Baik, kalau begitu kita harus memfokuskan untuk usaha membuat sebanyak-banyaknya daprose. Agar para konsumen tidak kecewa jika harus sampai kehabisan.” jawabku semangat. “Ibu bukannya bilang dari dulu kek usaha ini” tanyaku.


Ya memang kan dari dulu Ibu jualan daprose. Aa aja mungkin yang selama ini nggak 'ngeh'. Hanya saja Ibu memang kekurangan modal!” jelasnya dengan agak malu. “Jadi Aa modalin ya..!!!” pintanya sambil tertawa. Senang melihat beliau yang tadinya sedih kini dalam keceriaan. “Iya deh, pasti Aa bantuin kok hehe” saya pun ikut tertawa.

Dari peristiwa di atas banyak sekali ibrah yang saya ambil. Pertama; rezeki, jodoh dan maut itu sudah diatur oleh Allah Swt. Tugas kita hanya berusaha semaksimal mungkin untuk menjemput semuanya. Jangan takut rezeki itu diambil orang. Insya Allah rezeki itu nggak akan ketukar.

Kedua; Jangan mengambil suatu informasi dari orang lain sebelum kita melakukan kroscek terlebih dahulu (tabayyun). Begitu juga informasi yang kita dapat jangan langsung disebarkan pada orang lain sebelum kita yakin informasi tersebut benar. Karena dampaknya akan sangat berbahaya pada orang lain.

Ketiga; kita harus tetap husnuzhan pada Allah atas apa yang memang sudah menjadi qadha-Nya. Baik menurut manusia belum tentu baik menurut Allah.

Boleh jadi kamu membenci sesuatu, padahal ia amat baik bagimu, dan boleh jadi (pula) kamu menyukai sesuatu, padahal ia amat buruk bagimu; Allah mengetahui, sedang kamu tidak mengetahui.” (TQS. al-Baqarah: 216)

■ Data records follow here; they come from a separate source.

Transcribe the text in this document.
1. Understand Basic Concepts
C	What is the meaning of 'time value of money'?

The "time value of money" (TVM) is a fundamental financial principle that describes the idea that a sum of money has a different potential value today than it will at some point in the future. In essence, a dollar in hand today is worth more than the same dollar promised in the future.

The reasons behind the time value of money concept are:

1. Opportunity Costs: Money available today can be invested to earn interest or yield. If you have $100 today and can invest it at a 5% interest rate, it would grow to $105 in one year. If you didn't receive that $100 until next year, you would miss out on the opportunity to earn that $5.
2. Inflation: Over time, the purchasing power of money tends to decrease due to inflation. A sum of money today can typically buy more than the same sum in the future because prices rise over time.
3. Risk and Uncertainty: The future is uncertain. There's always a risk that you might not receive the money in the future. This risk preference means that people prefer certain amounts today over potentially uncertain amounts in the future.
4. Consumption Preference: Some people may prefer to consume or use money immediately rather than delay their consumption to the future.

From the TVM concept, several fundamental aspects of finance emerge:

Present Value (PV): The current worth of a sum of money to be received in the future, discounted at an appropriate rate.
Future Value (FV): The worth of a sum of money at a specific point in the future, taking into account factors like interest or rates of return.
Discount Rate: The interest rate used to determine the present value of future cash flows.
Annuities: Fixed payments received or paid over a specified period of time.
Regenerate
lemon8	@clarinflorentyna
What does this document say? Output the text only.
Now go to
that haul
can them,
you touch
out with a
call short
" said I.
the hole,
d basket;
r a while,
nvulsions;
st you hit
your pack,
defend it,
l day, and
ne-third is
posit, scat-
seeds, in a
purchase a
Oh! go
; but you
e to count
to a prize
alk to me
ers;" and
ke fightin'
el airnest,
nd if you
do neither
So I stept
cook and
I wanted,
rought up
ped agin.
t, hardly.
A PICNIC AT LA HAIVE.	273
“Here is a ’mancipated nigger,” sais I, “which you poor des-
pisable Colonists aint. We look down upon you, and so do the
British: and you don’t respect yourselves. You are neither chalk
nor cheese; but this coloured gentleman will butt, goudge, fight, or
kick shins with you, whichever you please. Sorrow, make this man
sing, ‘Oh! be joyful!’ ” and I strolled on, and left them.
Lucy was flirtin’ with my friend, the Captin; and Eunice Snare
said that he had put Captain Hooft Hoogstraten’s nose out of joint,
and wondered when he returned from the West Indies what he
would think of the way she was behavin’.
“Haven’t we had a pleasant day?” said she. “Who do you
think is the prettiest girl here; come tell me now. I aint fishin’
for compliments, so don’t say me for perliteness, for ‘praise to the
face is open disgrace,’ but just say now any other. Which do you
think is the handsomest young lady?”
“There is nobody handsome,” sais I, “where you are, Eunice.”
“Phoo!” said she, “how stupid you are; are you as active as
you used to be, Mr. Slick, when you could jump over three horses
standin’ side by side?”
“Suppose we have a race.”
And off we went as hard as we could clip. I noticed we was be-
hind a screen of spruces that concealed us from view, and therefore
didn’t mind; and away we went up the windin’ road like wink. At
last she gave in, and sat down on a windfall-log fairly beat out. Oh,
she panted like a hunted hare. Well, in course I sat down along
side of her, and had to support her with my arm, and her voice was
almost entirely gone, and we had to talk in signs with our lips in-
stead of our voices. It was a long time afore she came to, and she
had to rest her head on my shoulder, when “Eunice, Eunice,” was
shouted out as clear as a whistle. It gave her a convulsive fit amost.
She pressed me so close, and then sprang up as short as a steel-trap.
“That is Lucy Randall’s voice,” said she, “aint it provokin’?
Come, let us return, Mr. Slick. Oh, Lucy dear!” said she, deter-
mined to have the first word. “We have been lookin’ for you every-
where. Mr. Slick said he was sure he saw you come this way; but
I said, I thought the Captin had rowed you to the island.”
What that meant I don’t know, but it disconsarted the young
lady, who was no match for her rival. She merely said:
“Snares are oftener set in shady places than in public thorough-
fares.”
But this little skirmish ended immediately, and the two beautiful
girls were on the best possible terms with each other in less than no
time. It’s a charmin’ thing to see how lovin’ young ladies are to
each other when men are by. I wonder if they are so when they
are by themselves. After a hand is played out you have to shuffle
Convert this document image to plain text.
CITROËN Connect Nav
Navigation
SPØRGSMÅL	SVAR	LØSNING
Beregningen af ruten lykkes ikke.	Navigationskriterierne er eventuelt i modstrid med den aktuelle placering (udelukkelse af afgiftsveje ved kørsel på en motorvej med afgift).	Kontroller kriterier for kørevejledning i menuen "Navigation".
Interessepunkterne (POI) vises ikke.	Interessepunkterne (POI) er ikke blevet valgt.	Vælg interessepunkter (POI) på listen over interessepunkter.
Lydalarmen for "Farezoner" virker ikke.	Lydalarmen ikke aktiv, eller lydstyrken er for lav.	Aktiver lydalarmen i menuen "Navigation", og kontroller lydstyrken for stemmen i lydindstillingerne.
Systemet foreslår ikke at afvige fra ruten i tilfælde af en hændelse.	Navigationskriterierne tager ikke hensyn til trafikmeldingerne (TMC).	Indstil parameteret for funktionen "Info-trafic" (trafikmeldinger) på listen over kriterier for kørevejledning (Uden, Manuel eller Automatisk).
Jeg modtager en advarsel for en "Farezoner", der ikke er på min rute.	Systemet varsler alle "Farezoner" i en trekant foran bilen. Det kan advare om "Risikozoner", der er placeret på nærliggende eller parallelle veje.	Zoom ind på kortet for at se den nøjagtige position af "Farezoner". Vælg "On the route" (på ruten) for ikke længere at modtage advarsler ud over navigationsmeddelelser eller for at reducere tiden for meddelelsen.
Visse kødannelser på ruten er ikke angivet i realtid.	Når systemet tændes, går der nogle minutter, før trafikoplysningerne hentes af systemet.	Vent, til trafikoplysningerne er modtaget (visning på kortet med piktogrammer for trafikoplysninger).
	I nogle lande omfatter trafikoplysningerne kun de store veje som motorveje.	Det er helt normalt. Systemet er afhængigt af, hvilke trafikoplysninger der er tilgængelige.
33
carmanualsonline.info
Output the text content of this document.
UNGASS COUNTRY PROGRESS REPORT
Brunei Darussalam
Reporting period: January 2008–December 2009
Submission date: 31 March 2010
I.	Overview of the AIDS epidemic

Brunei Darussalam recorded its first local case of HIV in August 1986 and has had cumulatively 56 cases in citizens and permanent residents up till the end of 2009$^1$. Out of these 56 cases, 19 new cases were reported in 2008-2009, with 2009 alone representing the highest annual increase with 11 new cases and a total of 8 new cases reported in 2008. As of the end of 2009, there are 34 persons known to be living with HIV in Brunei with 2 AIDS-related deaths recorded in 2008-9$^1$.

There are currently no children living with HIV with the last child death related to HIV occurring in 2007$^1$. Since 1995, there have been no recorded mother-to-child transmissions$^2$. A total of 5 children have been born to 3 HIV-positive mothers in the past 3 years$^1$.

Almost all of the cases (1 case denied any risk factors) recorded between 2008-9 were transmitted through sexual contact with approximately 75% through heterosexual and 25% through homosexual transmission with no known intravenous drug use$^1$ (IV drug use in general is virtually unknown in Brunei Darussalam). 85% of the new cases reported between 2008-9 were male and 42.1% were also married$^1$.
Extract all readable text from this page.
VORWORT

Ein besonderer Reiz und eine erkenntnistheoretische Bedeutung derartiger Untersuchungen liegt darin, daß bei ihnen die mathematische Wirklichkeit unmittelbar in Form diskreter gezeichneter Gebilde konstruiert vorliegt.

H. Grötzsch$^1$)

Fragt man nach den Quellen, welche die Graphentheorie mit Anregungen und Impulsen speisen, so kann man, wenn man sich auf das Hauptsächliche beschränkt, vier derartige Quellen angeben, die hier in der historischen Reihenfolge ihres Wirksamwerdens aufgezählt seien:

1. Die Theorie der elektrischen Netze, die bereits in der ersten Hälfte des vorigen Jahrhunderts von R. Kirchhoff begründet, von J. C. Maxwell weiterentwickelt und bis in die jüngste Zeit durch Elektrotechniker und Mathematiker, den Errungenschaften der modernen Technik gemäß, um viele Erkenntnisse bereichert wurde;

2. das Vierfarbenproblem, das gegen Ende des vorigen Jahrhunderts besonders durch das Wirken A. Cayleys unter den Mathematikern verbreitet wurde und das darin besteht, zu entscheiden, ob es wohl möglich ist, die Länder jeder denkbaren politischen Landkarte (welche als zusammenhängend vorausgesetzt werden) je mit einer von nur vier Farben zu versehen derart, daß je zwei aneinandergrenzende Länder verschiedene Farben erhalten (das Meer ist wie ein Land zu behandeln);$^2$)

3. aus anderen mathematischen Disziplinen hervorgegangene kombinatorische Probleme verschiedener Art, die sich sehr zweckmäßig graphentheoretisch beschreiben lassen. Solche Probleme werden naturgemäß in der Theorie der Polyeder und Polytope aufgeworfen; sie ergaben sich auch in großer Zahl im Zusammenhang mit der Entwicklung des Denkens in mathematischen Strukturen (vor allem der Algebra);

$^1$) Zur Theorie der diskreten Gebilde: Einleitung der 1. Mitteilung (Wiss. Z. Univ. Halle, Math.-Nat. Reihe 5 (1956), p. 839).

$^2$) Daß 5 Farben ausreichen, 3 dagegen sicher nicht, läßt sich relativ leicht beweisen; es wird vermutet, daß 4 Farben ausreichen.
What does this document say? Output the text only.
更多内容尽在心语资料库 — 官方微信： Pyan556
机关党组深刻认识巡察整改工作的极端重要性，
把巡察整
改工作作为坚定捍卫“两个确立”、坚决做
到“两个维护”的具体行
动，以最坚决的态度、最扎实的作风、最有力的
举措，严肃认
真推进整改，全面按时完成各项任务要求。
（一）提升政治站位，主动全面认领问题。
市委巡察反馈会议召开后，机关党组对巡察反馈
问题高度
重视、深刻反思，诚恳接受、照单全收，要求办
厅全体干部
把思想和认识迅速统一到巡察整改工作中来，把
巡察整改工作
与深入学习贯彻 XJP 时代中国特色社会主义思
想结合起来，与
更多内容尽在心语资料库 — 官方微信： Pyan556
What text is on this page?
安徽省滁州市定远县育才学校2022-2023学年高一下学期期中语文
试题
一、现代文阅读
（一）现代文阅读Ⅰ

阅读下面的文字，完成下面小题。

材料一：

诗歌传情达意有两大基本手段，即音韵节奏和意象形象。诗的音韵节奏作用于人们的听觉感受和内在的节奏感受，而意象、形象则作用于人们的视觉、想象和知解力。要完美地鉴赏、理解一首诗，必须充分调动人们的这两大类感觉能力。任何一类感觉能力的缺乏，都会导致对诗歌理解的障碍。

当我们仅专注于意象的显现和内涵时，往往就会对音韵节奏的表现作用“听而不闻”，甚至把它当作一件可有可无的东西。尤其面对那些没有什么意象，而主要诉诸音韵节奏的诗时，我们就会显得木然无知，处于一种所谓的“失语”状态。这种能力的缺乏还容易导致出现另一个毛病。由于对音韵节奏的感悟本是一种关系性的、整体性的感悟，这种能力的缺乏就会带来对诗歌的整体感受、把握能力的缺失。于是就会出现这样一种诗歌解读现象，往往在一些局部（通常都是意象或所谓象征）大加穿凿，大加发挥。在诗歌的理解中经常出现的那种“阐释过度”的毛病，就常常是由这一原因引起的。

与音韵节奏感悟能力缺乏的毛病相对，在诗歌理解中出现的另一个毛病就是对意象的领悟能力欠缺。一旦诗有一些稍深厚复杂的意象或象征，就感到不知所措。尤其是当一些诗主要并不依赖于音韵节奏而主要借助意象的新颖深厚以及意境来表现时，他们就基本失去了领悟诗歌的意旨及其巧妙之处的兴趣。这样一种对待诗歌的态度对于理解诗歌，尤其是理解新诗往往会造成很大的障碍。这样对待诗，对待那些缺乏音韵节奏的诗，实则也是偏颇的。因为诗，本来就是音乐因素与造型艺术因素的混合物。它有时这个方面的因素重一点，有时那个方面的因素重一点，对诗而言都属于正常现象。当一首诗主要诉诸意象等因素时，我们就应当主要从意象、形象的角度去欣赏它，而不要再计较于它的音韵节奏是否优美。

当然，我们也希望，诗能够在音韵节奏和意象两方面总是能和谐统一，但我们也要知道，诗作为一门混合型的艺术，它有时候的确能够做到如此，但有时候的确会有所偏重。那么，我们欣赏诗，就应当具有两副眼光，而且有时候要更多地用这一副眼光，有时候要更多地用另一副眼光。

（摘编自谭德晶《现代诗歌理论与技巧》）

Ingat, Allah nggak memberi apa yang kita inginkan tetapi memberi apa yang kita butuhkan. So. Yuk mulai dari sekarang kita bersemangat dalam menghadapi hidup ini. Yakinlah bahwa baik-buruk yang kita terima pasti akan ada hikmah dibalik itu semua. Jika kita panda mensyukurinya ^_^ 


*kue daprose ternyata cukup langka, saya browsing mencari gambarnya di google nggak ketemu, Insya Allah dipostingan selanjutnya akan saya masukan gambar + cara membuatnya.